Debugging iPhone application unit tests
I’ve been learning a whole raft of new things lately as I get back into developing for the iPhone in earnest. There is a series of blog posts I’ve been planning on setting up Continuous Integration and Test Driven Development for iPhone applications. However, this post is more of a “where I’ve got to so far” with unit testing with iPhone development and a quick plea for information if you have anything to add.
It would seem that the XCode unit testing story for iPhone apps is half complete. If you follow the guidance in Apple’s official documentation, then you can add a new Unit Test Bundle to your XCode project. This can be attached to the main App Target so that unit tests run each time you build. The bit that is missing is the ability to easily debug these unit tests.
When a unit test fails, you can get a log or error message to try and guide you to understand what failed. There are times though when attaching breakpoints to your application code and stepping through the unit tests allows you to clearly see what’s at fault. With the standard setup, the tests run in a separate script before the Debugger attaches itself to your application code. This means that breakpoints are useless.

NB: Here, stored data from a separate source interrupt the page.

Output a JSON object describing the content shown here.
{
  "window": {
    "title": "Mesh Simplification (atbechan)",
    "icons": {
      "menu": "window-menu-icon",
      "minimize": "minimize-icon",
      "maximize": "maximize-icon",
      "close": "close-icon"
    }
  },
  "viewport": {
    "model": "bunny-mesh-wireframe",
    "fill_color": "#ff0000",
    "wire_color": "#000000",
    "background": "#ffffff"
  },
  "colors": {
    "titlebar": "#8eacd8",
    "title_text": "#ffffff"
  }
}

I did find an article on ‘How to Debug iPhone Unit Tests’ by Grokking Cocoa which pointed me in the right direction. However the article describes how they set up OTest for debugging which involves 7 or 8 Environment Variables to be set. Even after following the article the iPhone app wasn’t building.
It would seem a simple request to be able to debug unit testable code, coming from a Visual Studio background. At the moment we’re trialling a Google Code project we found called WiteBox. This does work and was relatively easy to set up once we had included the CoreGraphics.framework in the WiteBox target. We also had to edit UITestResultsBar.h to have #import <CoreGraphics/CGContext.h> because it wasn’t building without it.
This solution runs unit tests in the iPhone simulator as an iPhone application. It seems an unnecessary overhead to get test results reported back in the simulator rather than in the XCode IDE. Given the lack of concrete support for unit testing in iPhone development, I can only assume that this is not commonplace amongst iPhone developers at the moment. I, however, realise the benefits that TDD and Continuous Integration brings and will continue to strive to come up with a good setup to avoid future unforseen problems.